The sooner Fawn looked through her parents’ personal papers, the better.

“Are you okay?” Declan prompted some time later as the two of them sat in the back of the SUV while Danny drove them to the apartment she shared with River. Declan held tightly to Fawn’s hand.

“Shouldn’t I be asking you that?” she teased.

He gave a self-derisive grimace. “Did I overstep by talking about the two of us having children, in front of River and Danny, when I haven’t even asked you to marry me yet?”

Fawn laughed. “You can make it up to me later.”

“Can I ask you to marry me later too?”

She sobered. “I can already tell you my answer will be yes.”

Declan’s eyes brightened, the tension easing a little in his shoulders. “Thank you.”

She smiled. “I love you, and I know it will be just as much my pleasure to be your wife,” she assured huskily.

“I really hope, for both your sakes, that River is Connall.” She could only imagine the heartache it must have been for Declan to lose his son and never know what had happened to him beyond the age of four.

They had promised River that they wouldn’t look through the box of their parents’ things, but would bring it back to Declan’s apartment for them all to look through together.

Which was exactly what they did for the first hour after they returned to Declan’s penthouse apartment. Most of the papers were actually drawings and other artwork from Fawn and River’s childhood. Good memories, but hardly helpful in their quest.

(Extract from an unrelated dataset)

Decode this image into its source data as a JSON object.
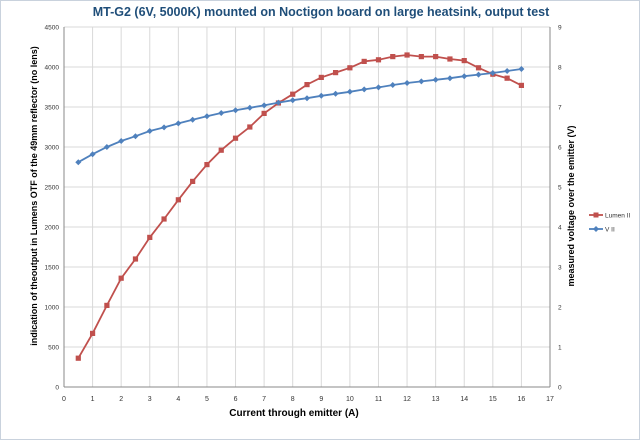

There were half a dozen of the journals Fawn had mentioned, and so the four of them each took one to look through. Hopefully, they might find something useful in one of them; if not, they would have to look through the last two as well.

Declan sat on the couch to look through his, with Fawn sitting on the carpeted floor between his legs, flicking through a second one. The two of them gave in to their need to touch each other.

River sat in a chair, looking through the third journal, with Danny also sitting on the floor next to him, looking through the fourth. Probably for the same reason: he wanted to be close to River.